From the Daily Mail:

Phantom of the Opera – Broadway’s longest running show – to CLOSE after 35 years as it becomes victim of post-pandemic drop in visitors to NY

Broadway’s longest-running show Phantom of the Opera is set to close on February 18
The show will celebrate 35 years on January 26, 2023, just a few weeks before it shutters
The iconic show will be shutting its doors due to a drop in visitors since the pandemic and is reportedly losing about $1million a month
The cast and crew were reportedly told of the decision on Friday
Since its debut in 1988, the various casts over the years have performed the show more than 13,700 times
By ALYSSA GUZMAN FOR DAILYMAIL.COM

When I was a kid around 1970, I avidly read the Guinness Book of World Records, which sets the historical baseline for me for a lot of items. Back then, the longest running Broadway play was somewhat less that 8 years: Fiddler on the Roof had run for 7.8 years, Life with Father and Tobacco Road (both non-musicals) for a little over 7 years, Hello Dolly for 6.9 years, and My Fair Lady for 6.6 years.
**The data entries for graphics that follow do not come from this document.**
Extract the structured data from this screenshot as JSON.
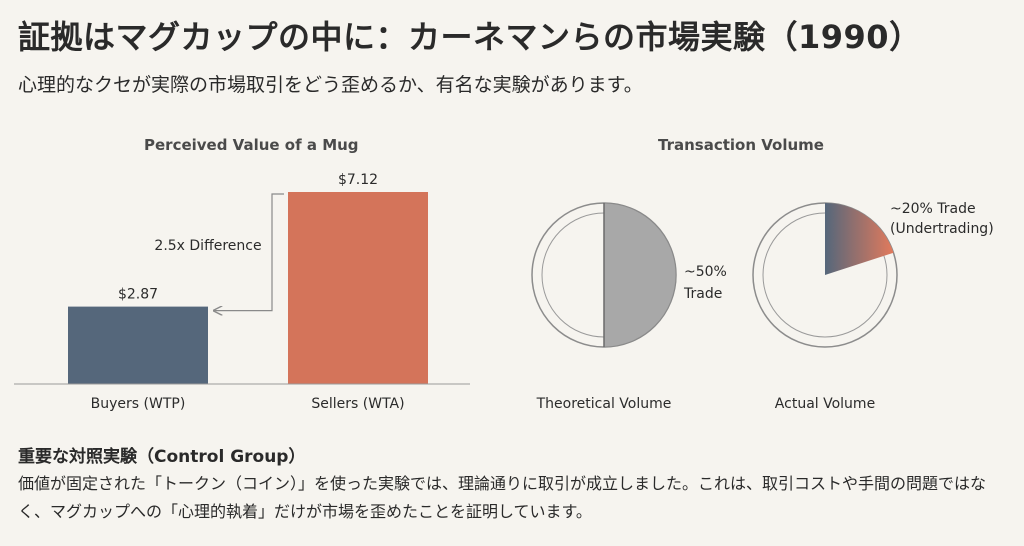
{
  "header": {
    "title": "証拠はマグカップの中に：カーネマンらの市場実験（1990）",
    "subtitle": "心理的なクセが実際の市場取引をどう歪めるか、有名な実験があります。"
  },
  "bar_panel": {
    "title": "Perceived Value of a Mug",
    "annotation": "2.5x Difference"
  },
  "pie_panel": {
    "title": "Transaction Volume"
  },
  "colors": {
    "buyers": "#55677b",
    "sellers": "#d4745a",
    "gray": "#a8a8a8",
    "gradient_start": "#55677b",
    "gradient_end": "#e27a5c"
  },
  "chart_data": [
    {
      "type": "bar",
      "title": "Perceived Value of a Mug",
      "categories": [
        "Buyers (WTP)",
        "Sellers (WTA)"
      ],
      "values": [
        2.87,
        7.12
      ],
      "value_labels": [
        "$2.87",
        "$7.12"
      ],
      "annotation": "2.5x Difference"
    },
    {
      "type": "pie",
      "title": "Transaction Volume",
      "pies": [
        {
          "label": "Theoretical Volume",
          "fraction": 0.5,
          "annotation": [
            "~50%",
            "Trade"
          ],
          "fill": "gray"
        },
        {
          "label": "Actual Volume",
          "fraction": 0.2,
          "annotation": [
            "~20% Trade",
            "(Undertrading)"
          ],
          "fill": "gradient"
        }
      ]
    }
  ],
  "footer": {
    "heading": "重要な対照実験（Control Group）",
    "body": "価値が固定された「トークン（コイン）」を使った実験では、理論通りに取引が成立しました。これは、取引コストや手間の問題ではなく、マグカップへの「心理的執着」だけが市場を歪めたことを証明しています。"
  }
}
I dunno, but my best guess is that The Phantom of the Opera is not 5 or 6 times better than My Fair Lady. My recollection of listening to the original cast recording of Phantom is that there’s one great moment of Puccini-esque grandeur on the second side, but that’s about it, while My Fair Lady is the most consistently catchy of all musical scores.

Another striking thing is that non-musical plays used to be competitive on Broadway with musicals, but not anymore.
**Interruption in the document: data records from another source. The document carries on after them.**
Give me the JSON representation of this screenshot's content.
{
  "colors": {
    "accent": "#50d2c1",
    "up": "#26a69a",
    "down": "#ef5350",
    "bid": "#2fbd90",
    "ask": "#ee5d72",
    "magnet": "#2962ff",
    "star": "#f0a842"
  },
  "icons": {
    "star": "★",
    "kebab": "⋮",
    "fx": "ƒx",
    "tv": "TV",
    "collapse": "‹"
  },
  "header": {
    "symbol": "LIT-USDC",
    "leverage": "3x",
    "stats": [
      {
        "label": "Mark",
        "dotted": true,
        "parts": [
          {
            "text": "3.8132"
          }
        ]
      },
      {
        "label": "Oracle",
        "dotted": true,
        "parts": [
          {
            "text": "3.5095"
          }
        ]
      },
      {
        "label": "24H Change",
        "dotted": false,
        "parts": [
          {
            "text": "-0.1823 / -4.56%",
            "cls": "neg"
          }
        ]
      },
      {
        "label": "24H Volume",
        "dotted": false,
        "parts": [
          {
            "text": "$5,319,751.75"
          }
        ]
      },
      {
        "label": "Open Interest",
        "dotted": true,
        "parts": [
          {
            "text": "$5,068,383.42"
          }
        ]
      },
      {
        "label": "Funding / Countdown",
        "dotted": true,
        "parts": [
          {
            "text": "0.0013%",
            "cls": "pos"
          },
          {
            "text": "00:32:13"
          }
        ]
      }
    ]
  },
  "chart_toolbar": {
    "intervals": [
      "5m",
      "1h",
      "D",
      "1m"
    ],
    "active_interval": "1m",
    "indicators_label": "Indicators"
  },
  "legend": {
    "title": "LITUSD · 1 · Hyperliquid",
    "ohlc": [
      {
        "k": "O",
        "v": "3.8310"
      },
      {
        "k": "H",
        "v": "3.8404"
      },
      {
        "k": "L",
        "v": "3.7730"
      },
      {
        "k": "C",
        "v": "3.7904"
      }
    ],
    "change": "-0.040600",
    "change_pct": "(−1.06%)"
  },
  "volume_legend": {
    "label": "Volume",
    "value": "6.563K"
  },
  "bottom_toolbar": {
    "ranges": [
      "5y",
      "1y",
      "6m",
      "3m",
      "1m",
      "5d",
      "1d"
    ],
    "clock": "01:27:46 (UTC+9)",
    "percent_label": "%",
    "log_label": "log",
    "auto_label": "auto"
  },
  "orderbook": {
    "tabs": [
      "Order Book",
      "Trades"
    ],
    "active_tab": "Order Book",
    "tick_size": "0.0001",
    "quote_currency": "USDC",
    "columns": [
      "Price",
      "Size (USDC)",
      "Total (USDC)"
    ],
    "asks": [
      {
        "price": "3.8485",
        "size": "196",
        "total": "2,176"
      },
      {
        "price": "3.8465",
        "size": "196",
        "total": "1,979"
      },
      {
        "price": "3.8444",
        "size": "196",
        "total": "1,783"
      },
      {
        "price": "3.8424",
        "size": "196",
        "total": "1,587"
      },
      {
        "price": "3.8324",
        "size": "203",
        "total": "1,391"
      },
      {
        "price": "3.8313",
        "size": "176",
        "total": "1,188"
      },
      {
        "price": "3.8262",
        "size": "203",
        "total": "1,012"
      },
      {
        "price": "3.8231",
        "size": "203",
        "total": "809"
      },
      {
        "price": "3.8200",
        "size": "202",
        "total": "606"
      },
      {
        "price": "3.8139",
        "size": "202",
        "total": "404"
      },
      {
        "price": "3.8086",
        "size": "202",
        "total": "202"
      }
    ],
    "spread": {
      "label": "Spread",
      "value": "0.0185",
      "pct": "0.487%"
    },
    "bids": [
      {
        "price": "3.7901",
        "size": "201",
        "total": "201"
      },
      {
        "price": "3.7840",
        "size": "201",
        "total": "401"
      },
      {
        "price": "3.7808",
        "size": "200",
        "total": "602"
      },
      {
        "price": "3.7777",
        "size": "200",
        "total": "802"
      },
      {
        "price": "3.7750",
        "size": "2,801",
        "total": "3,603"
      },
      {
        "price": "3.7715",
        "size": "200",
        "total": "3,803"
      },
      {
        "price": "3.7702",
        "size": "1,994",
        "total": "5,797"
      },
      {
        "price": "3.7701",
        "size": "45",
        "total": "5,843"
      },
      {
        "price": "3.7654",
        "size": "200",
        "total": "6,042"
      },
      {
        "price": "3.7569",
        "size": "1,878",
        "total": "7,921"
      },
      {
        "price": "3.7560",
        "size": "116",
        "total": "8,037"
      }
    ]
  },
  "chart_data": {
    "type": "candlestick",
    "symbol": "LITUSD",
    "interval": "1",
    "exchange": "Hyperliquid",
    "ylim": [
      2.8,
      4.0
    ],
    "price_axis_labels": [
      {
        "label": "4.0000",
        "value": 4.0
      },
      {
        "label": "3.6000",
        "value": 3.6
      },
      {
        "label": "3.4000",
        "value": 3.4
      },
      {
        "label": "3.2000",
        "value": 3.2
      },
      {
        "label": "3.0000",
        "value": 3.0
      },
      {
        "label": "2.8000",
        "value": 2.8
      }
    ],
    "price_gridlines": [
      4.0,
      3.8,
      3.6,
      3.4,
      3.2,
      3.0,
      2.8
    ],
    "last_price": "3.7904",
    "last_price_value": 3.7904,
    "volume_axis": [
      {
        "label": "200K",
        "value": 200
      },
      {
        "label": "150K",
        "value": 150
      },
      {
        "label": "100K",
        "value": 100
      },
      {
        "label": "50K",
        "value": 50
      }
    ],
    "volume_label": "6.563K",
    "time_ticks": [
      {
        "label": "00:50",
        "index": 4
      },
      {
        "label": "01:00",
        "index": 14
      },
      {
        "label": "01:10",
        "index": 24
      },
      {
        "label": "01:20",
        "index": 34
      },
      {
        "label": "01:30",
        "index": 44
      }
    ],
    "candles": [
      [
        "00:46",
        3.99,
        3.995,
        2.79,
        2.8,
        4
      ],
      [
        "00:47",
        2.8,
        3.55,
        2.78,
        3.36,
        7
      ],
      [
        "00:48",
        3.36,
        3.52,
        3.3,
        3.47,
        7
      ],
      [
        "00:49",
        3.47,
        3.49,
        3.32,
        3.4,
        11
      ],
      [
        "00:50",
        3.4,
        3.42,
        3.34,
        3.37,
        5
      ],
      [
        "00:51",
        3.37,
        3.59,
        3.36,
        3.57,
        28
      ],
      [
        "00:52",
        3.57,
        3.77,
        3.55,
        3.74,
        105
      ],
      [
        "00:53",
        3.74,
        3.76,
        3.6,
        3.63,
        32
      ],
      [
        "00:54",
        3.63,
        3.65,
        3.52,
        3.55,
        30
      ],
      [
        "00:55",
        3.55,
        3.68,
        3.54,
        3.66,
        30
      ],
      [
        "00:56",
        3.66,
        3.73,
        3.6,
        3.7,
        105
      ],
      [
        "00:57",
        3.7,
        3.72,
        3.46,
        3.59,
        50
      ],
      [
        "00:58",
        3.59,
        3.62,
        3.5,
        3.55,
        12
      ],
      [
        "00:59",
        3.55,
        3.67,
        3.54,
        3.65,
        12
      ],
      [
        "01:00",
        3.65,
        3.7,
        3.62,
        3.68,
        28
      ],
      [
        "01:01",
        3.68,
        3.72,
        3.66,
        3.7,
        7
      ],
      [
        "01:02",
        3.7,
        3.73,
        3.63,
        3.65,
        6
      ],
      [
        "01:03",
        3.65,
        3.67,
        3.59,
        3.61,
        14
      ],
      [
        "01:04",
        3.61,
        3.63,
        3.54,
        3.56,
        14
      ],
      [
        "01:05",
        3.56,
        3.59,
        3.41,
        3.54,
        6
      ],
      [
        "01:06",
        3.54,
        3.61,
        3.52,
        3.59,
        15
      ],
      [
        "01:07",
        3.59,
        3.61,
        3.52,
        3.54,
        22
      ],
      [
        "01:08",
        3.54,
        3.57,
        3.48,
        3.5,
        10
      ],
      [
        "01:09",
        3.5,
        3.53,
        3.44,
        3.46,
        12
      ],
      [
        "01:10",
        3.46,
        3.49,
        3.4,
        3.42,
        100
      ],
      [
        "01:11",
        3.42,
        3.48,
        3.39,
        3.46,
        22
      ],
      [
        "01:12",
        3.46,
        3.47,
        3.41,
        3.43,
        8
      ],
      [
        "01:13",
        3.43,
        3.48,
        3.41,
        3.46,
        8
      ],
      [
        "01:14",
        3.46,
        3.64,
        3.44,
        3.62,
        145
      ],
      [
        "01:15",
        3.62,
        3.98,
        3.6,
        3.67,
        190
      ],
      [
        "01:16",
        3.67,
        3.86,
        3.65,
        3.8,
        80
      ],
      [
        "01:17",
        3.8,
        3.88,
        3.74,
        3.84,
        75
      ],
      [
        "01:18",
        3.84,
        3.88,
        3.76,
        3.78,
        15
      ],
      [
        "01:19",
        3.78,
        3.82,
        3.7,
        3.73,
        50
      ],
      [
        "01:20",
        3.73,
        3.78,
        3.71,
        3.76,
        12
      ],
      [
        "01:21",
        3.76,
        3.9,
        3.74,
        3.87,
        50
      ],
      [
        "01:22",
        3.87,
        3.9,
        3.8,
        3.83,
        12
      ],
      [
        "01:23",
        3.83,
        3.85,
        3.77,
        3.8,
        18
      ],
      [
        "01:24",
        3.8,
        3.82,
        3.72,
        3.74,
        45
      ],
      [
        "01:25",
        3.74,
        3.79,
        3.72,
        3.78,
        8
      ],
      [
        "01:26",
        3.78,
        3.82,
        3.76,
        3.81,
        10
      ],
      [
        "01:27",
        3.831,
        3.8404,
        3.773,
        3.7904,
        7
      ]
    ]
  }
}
I read a great story about the opening night of My Fair Lady on Broadway in 1956. Rex Harrison was overcome by stage fright due to the fact that he . could . not . sing and demanded that the first performance be canceled. The cast was notified that it was called off and they went off to eat and drink. But the producer arrived and he convinced Harrison to go on with the argument that he would ruin Harrison’s career and, on the bright side, “Nobody is going to notice you, Rex, they’re only going to be talking about her.” “Her” being 20-year-old Julie Andrews. So runners went out to Sardi’s and other theater-people watering spots and rounded up the cast and show did go on, and the most famous opening night in Broadway history ensued.

But My Fair Lady didn’t run for 35 years.
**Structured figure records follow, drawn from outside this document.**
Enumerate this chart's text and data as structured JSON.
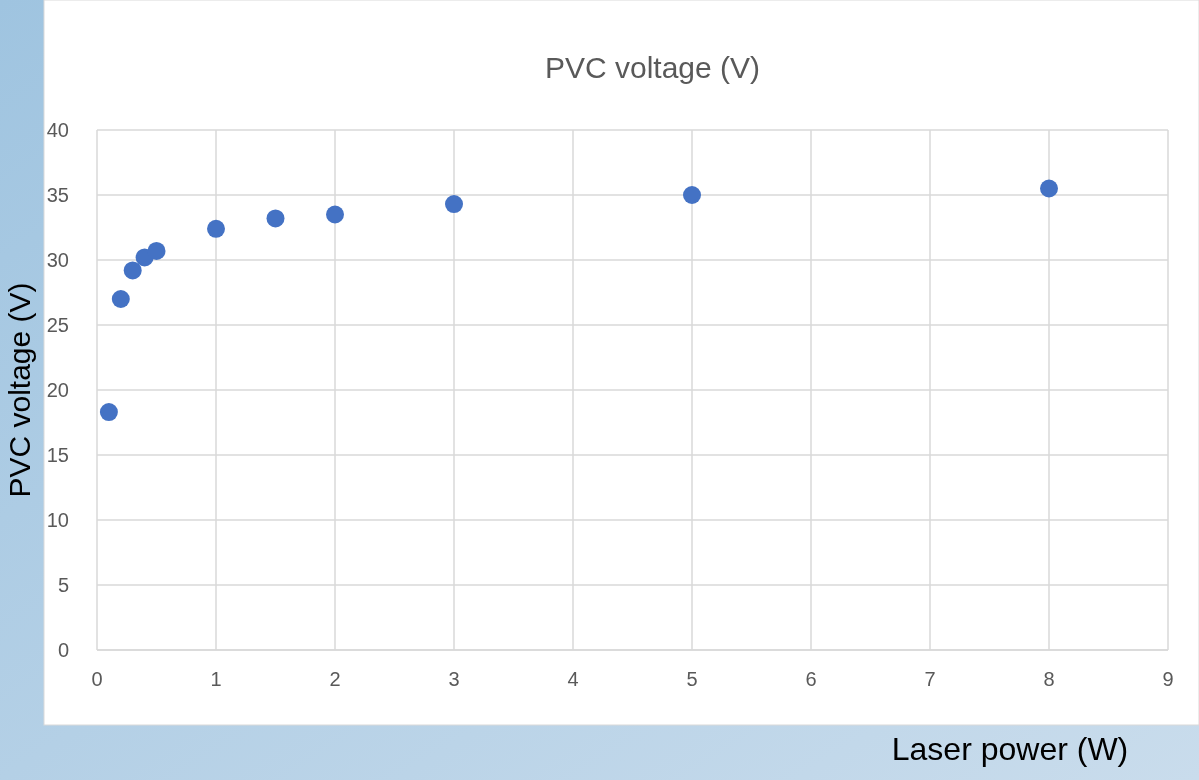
{
  "chart_data": {
    "type": "scatter",
    "title": "PVC voltage (V)",
    "xlabel": "Laser power (W)",
    "ylabel": "PVC voltage (V)",
    "x": [
      0.1,
      0.2,
      0.3,
      0.4,
      0.5,
      1,
      1.5,
      2,
      3,
      5,
      8
    ],
    "series": [
      {
        "color": "#4472c4",
        "values": [
          18.3,
          27,
          29.2,
          30.2,
          30.7,
          32.4,
          33.2,
          33.5,
          34.3,
          35,
          35.5
        ]
      }
    ],
    "xlim": [
      0,
      9
    ],
    "xticks": [
      0,
      1,
      2,
      3,
      4,
      5,
      6,
      7,
      8,
      9
    ],
    "ylim": [
      0,
      40
    ],
    "yticks": [
      0,
      5,
      10,
      15,
      20,
      25,
      30,
      35,
      40
    ],
    "grid": true,
    "marker": "circle"
  }
}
Oklahoma ran for 5.2 years from 1943-1948. South Pacific ran for 4.7 years. The Sound of Music ran for 3.7 years. The Music Man 3.4 years, The King and I 3.0 years, and Guys and Dolls for 3.0 years, Cabaret for 2.8 years (its 1998 revival ran for 5.8 years).

My impression is that the world isn’t as good at creating Broadway plays as it was during Broadway’s Golden Age, but it is notably better today at marketing them.

One interesting aspect of the golden age of Broadway was that in the postwar era a lot of money was pumped into the musical industry by corporations which would hold their annual sales conferences in New York and pay for custom musicals for their salesmen promoting this year’s product lines. This was the subject of a 2018 documentary Bathtubs Over Broadway:

It featured David Letterman writer Steve Young’s hobby of collecting albums from these postwar corporate musicals. (His main competitor was Jello Biafra of the Dead Kennedys.)

Watching Bathtubs Over Broadway (named after the epochal 1969 American Standard sales conference musical The Bathrooms Are Coming!), I developed a theory that, somehow, the art of Rodgers and Hammerstein, Lerner and Lowe, and Frank Loesser was subsidized by these corporate musicals. On the other hand, I don’t feel like I ever quite nailed down my theory. So who knows?